Cold windy snowy day in elk county pa !  Good day to make bagels and breakfast sandwich ! Bagel sandwich with scrambled egg home made Canadian bacon and smoked cheddar cheese ! Awesome breakfast !


----------



## Steve H (Feb 27, 2020)

Oh man, they look good! Fresh bagels are so good. I used to work  part time at a bagel factory. You can guess what we had on the morning breaks!


----------



## SmokinVOLfan (Feb 27, 2020)

Awesome! Those bagels and that sandwich look outstanding!


----------



## redneck5236 (Feb 27, 2020)

They were excellent !


----------



## sawhorseray (Feb 27, 2020)

Nice looking breakfast sanny,  great way to start the day, Like! Kind of makes me want to thaw out a pack of lox. RAY


----------



## SmokinAl (Feb 27, 2020)

Fantastic looking bagel!
It’s a lot of work to make them, but it sure is worth it!!
Al


----------



## gary s (Feb 27, 2020)

I like Bagels  those look really good

Gary


----------



## redneck5236 (Feb 27, 2020)

SmokinAl said:


> Fantastic looking bagel!
> It’s a lot of work to make them, but it sure is worth it!!
> Al


Yea allot of work but good way to spend a cold winter morning ! Going to have bacon cheese burgers on them for dinner tonight !


----------



## Dirty Nails (Feb 27, 2020)

Sir, it's a cold day across the mid-Atlantic and northeast states. Your wintery photo indicates a lengthy walk to your smoker. Your excellent looking breakfast sandwich photo indicates your wisdom. As such, I award you massive points and salute you. Great job!


----------



## redneck5236 (Feb 27, 2020)

Dirty Nails said:


> Sir, it's a cold day across the mid-Atlantic and northeast states. Your wintery photo indicates a lengthy walk to your smoker. Your excellent looking breakfast sandwich photo indicates your wisdom. As such, I award you massive points and salute you. Great job!

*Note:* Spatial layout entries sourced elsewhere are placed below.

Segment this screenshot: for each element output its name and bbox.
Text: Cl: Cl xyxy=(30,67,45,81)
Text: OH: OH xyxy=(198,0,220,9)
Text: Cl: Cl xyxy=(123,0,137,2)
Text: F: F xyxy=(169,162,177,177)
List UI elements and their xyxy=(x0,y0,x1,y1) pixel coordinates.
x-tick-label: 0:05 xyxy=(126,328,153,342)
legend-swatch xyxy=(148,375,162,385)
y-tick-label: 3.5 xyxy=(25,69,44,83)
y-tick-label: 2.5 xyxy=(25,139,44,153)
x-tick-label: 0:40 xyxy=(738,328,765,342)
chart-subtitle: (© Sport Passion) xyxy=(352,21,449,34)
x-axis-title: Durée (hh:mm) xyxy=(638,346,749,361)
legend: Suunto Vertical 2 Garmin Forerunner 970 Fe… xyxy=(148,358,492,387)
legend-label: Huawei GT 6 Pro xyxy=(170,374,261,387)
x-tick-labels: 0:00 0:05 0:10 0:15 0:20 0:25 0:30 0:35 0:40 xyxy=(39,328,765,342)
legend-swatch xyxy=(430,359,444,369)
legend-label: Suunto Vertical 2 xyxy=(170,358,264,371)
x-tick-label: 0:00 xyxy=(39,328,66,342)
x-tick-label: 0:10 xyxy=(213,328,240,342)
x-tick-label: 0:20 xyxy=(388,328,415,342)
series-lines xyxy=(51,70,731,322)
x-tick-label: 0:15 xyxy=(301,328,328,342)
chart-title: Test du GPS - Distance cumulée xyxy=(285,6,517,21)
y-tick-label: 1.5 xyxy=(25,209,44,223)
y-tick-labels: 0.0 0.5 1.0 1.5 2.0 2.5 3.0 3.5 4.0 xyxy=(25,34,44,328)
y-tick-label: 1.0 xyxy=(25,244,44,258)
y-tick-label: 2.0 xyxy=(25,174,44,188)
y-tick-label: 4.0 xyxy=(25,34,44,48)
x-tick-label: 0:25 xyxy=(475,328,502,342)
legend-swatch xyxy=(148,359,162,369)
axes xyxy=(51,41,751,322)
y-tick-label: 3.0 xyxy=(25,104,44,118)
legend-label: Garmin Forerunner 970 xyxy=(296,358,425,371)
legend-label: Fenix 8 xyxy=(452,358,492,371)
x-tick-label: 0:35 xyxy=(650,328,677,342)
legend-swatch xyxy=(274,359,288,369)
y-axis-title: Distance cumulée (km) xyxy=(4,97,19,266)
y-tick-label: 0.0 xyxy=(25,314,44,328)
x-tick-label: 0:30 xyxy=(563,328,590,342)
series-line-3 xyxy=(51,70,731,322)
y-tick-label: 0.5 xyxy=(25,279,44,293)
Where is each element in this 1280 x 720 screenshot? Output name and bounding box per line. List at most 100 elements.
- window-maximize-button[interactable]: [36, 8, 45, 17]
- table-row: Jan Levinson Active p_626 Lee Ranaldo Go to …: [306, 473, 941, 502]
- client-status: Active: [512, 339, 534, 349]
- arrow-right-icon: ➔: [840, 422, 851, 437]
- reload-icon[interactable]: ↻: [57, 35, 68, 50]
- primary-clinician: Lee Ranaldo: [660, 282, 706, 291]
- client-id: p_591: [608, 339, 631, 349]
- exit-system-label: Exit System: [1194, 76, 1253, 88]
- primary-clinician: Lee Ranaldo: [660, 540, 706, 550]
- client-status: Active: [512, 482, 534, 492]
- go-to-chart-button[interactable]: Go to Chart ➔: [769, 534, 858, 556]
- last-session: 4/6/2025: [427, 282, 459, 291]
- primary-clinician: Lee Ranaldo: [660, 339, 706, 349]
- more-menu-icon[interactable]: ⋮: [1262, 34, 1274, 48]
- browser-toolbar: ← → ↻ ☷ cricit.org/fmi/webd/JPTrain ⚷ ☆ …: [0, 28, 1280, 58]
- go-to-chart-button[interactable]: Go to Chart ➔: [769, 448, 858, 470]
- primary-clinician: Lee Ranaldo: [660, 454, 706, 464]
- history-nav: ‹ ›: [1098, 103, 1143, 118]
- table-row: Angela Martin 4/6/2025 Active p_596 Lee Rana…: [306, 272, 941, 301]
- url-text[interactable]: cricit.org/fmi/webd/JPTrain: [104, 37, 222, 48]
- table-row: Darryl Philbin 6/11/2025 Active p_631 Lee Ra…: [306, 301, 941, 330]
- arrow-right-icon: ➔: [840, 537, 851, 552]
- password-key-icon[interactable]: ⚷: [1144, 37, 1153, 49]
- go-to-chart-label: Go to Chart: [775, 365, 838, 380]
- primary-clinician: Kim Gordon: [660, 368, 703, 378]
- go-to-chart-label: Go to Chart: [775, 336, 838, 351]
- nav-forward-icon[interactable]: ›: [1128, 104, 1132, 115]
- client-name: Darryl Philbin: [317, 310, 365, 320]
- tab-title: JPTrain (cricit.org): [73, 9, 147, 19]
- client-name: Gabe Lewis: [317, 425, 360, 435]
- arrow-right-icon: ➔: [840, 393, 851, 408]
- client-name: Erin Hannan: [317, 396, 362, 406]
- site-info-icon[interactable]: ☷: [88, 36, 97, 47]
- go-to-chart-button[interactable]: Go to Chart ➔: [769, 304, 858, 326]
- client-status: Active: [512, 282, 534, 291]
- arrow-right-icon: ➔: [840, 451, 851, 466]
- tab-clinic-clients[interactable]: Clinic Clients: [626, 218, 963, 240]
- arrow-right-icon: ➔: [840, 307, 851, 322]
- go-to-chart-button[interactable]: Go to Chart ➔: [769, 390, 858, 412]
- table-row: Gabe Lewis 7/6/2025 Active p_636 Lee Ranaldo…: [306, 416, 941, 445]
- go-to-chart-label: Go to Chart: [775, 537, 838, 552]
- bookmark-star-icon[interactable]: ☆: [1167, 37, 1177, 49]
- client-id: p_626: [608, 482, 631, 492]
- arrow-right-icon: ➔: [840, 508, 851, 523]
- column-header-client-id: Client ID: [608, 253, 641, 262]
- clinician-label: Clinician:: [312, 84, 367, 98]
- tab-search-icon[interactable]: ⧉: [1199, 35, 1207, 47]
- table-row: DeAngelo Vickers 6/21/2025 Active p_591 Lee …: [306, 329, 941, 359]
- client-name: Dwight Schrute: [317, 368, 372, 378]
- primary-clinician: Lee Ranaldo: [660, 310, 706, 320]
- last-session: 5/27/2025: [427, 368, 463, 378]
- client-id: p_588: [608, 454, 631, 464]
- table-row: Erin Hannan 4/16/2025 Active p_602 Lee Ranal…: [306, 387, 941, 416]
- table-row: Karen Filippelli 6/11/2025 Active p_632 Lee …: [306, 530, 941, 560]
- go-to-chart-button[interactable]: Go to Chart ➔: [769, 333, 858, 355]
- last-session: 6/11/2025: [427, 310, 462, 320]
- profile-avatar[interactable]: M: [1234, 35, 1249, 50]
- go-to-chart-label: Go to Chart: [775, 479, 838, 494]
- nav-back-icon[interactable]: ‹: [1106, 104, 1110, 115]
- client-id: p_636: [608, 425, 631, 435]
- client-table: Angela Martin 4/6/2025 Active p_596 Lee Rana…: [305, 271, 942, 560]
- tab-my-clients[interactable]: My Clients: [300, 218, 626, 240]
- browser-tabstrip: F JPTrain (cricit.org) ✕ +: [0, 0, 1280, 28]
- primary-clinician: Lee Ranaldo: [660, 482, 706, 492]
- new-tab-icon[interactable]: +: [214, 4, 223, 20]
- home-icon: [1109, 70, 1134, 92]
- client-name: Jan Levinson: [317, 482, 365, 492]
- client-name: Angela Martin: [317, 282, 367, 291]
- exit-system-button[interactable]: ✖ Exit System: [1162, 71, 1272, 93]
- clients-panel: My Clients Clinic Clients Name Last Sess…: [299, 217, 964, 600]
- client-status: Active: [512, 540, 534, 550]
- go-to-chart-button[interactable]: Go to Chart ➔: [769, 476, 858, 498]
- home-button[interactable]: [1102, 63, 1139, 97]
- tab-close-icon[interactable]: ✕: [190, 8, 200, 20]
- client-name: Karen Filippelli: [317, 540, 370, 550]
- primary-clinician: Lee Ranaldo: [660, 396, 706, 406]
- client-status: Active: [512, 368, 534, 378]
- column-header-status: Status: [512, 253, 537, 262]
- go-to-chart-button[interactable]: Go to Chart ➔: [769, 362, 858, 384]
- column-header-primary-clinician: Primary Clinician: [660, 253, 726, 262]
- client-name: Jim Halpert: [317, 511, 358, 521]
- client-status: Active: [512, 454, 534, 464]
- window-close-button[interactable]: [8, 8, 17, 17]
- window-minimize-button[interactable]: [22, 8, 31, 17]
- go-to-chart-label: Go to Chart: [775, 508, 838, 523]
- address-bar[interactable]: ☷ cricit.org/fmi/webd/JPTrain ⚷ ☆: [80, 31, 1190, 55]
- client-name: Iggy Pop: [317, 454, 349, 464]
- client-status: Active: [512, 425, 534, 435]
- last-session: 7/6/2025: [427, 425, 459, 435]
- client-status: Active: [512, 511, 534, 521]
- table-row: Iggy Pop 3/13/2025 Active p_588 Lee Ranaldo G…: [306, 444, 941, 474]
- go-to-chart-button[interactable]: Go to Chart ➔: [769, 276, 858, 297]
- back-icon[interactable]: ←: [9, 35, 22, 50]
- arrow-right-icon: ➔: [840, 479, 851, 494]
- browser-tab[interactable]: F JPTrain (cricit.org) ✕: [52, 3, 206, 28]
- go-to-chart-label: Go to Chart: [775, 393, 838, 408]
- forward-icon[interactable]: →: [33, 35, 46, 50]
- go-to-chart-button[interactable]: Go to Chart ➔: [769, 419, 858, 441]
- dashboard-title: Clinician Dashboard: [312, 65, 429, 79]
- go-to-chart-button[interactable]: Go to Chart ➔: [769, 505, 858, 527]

That's not a smoker in that photo it's a automatic deer feeder ! The smoker is on our covered patio right outside the door !


----------



## Dirty Nails (Feb 27, 2020)

redneck5236 said:


> That's not a smoker in that photo it's a automatic deer feeder ! The smoker is on our covered patio right outside the door !


Oh shoot - I'm not a hunter and couldn't tell what it was. My error for all to see; however, I stand by my statement!


----------



## creek bottom (Feb 27, 2020)

Bagels look awesome and that sandwich looks phenomenal!!! Bacon cheese burgers for dinner sounds pretty righteous too!!!


----------



## HalfSmoked (Feb 27, 2020)

Nice job home made has to be great.

Warren


----------



## tander28 (Feb 27, 2020)

Looks great! Do you have a recipe/guide you like?


----------



## redneck5236 (Feb 27, 2020)

tander28 said:


> Looks great! Do you have a recipe/guide you like?


Yes have a recipe ! Will post it tomorrow


----------